Eva Cassidy • Walkin' After Midnight

Blix Street Records G8-10126
180-gram LP
2024

Music

Sound

by Guy Lemcoe | March 12, 2025

y introduction to the late Eva Cassidy was with her album Nightbird, recorded in January 1996 at Washington DC’s venerable Blues Alley supper club. Cassidy's pristine, pitch-perfect and emotive voice is easy on the ears, and she carries the tune as well as any female vocalist I’ve heard. Nightbird has seen steady rotation on my turntable ever since I purchased it four years ago. I am captivated as each of the four records transports me back to that night nearly thirty years ago.

Walkin’ After Midnight is an immediate precursor to Nightbird, recorded November 2, 1995, at the historic (and now closed) King of France Tavern in Annapolis, Maryland, with only half of Cassidy's band to back her up. Missing were the keyboards and drums, leaving her with only bassist Chris Biondo and electric guitarist Keith Grimes. Undaunted, she recruited local symphonic violinist Bruno Nasta to sit in. The resulting quartet brought an upbeat Western-swing style to the music and rewarded the audience with a side of Eva Cassidy rarely heard. Walkin’ After Midnight introduces two new songs to Cassidy’s repertoire: “Down Home Blues” and “Desperado.”

From the very first notes of Keith Grimes’s electric guitar on the album’s opener and title cut, you sense you’re in for a good time. Cassidy digs into the song with a loping yet confident air reminiscent of the legendary Patsy Cline. The tempo picks up a bit for “Blue Skies.” This Irving Berlin hit from the 1920s receives a bouncy, positive treatment here with Bruno Nasta’s fiddle and Grimes’s guitar providing tasty backup. They each solo, adding excitement to the performance. The next song, “Next Time You See Me,” gets down and dirty in a shuffle rhythm, with Cassidy belting out the lyrics and Grimes authoritatively plucking in the background. Things settle down on the next cut, a sensitive reading of George & Ira Gershwin’s “Summertime.” Ms. Cassidy then tackles the Fats Waller evergreen, “Honeysuckle Rose,” and, with tasteful support from her band, brings a new appreciation to this oft-played tune. It’s back to a swing tempo on Bobby Troup’s famous road song “Route 66.” Made popular by Nat King Cole in the 1950s, Cassidy adds her version to pop-music history.

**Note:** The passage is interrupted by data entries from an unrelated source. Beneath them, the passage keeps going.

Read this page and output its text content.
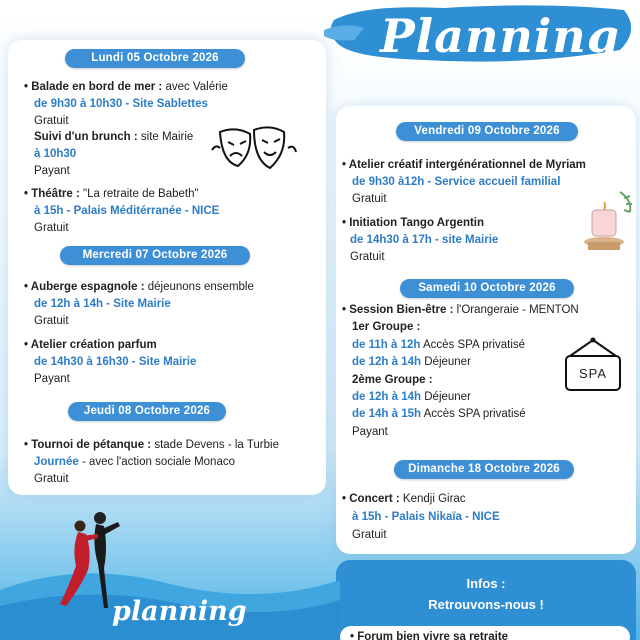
Planning
Lundi 05 Octobre 2026
• Balade en bord de mer : avec Valérie
de 9h30 à 10h30 - Site Sablettes
Gratuit
Suivi d'un brunch : site Mairie
à 10h30
Payant
• Théâtre : "La retraite de Babeth"
à 15h - Palais Méditérranée - NICE
Gratuit
Mercredi 07 Octobre 2026
• Auberge espagnole : déjeunons ensemble
de 12h à 14h - Site Mairie
Gratuit
• Atelier création parfum
de 14h30 à 16h30 - Site Mairie
Payant
Jeudi 08 Octobre 2026
• Tournoi de pétanque : stade Devens - la Turbie
Journée - avec l'action sociale Monaco
Gratuit
Vendredi 09 Octobre 2026
• Atelier créatif intergénérationnel de Myriam
de 9h30 à12h - Service accueil familial
Gratuit
• Initiation Tango Argentin
de 14h30 à 17h - site Mairie
Gratuit
Samedi 10 Octobre 2026
• Session Bien-être : l'Orangeraie - MENTON
1er Groupe :
de 11h à 12h Accès SPA privatisé
de 12h à 14h Déjeuner
2ème Groupe :
de 12h à 14h Déjeuner
de 14h à 15h Accès SPA privatisé
Payant
SPA
Dimanche 18 Octobre 2026
• Concert : Kendji Girac
à 15h - Palais Nikaïa - NICE
Gratuit
Infos :
Retrouvons-nous !
• Forum bien vivre sa retraite
planning
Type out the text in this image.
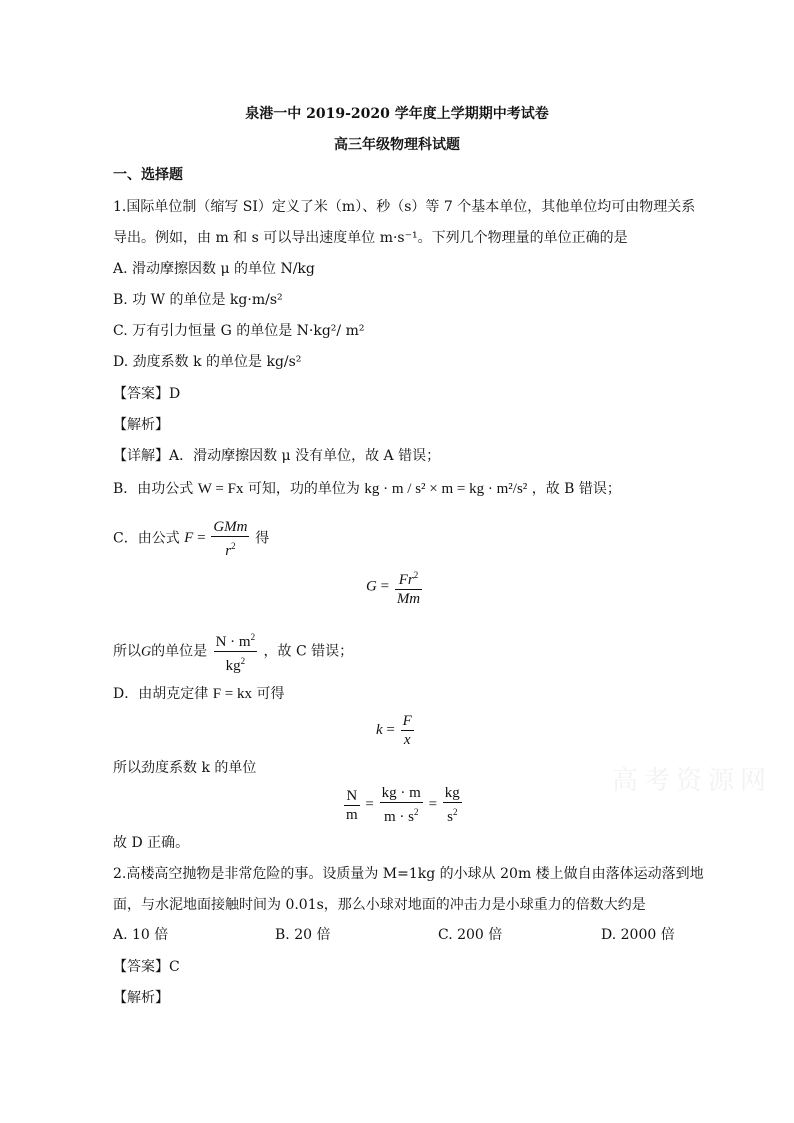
泉港一中 2019-2020 学年度上学期期中考试卷
高三年级物理科试题
一、选择题
1.国际单位制（缩写 SI）定义了米（m）、秒（s）等 7 个基本单位，其他单位均可由物理关系
导出。例如，由 m 和 s 可以导出速度单位 m·s⁻¹。下列几个物理量的单位正确的是
A. 滑动摩擦因数 μ 的单位 N/kg
B. 功 W 的单位是 kg·m/s²
C. 万有引力恒量 G 的单位是 N·kg²/ m²
D. 劲度系数 k 的单位是 kg/s²
【答案】D
【解析】
【详解】A．滑动摩擦因数 μ 没有单位，故 A 错误；
B．由功公式 W = Fx 可知，功的单位为 kg · m / s² × m = kg · m²/s² ，故 B 错误；
C．由公式 $F = \frac{\text{GMm}}{r^2}$ 得
$G = \frac{Fr^2}{Mm}$
所以G的单位是 $\frac{N \cdot m^2}{kg^2}$ ，故 C 错误；
D．由胡克定律 F = kx 可得
$k = \frac{F}{x}$
所以劲度系数 k 的单位
$\frac{N}{m} = \frac{kg \cdot m}{m \cdot s^2} = \frac{kg}{s^2}$
故 D 正确。
2.高楼高空抛物是非常危险的事。设质量为 M=1kg 的小球从 20m 楼上做自由落体运动落到地
面，与水泥地面接触时间为 0.01s，那么小球对地面的冲击力是小球重力的倍数大约是
A. 10 倍	B. 20 倍	C. 200 倍	D. 2000 倍
【答案】C
【解析】
高考资源网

The somber Bill Withers song “Ain’t No Sunshine” gets a plaintive treatment. Cassidy's voice, the guitar and violin flow like quicksilver as the song’s story unfolds. “Fever,” a song made famous by Peggy Lee and Elvis Presley, gets a singular interpretation. Gone are the sensuality and sexual innuendo of the first two singers, here replaced by an assertive, in-your-face challenge. Electric guitar starts “Down Home Blues” with a vengeance, after which Cassidy comes in with a no-holds-barred vocal. She effectively shouts the lyrics to this one. Fueled by tasteful solos from Grimes and Nasta, everyone seems to be having a good time here. Cassidy’s take on “Wade In the Water” won’t be mistaken for the Ramsey Lewis 1960s hit. She returns the song to its spiritual roots, infusing it with jazz and blues overtones. Grimes’s plucky guitar intro returns the event to less solemn music-making as Cassidy sprints through another Irving Berlin song, “Cheek To Cheek.” You can almost see the smile on her face as she lets loose on the blissful lyrics. She gets down on “Won’t Be Long,” in the album’s funkiest, feistiest track. The album closes with a hybrid (vocal recorded live in 1994, instrumental back up recorded in studio in 2024) recording of one of the Eagles’s most beloved tunes, “Desperado.” I’m confident Glenn Frey and Don Henley had no idea their song would receive such a beautiful interpretation as the one here.

The recording, direct from the PA feed to a DAT recorder, sounds rich and present, if slightly claustrophobic. The bass, however, is shrouded in fog. It's lacking in articulation and impact, so you strain to hear it on many of the songs. Also, the absence of audience applause, for a live recording, is surprising. That being said, the mastering by Robert Vosgien and pressing from Optimal Media are fine.

This is a notable album by a remarkable singer. We are lucky to be able to witness her intimate performance, caught on tape before a live audience in a historic stone-walled tavern, before she succumbed to cancer just a year later.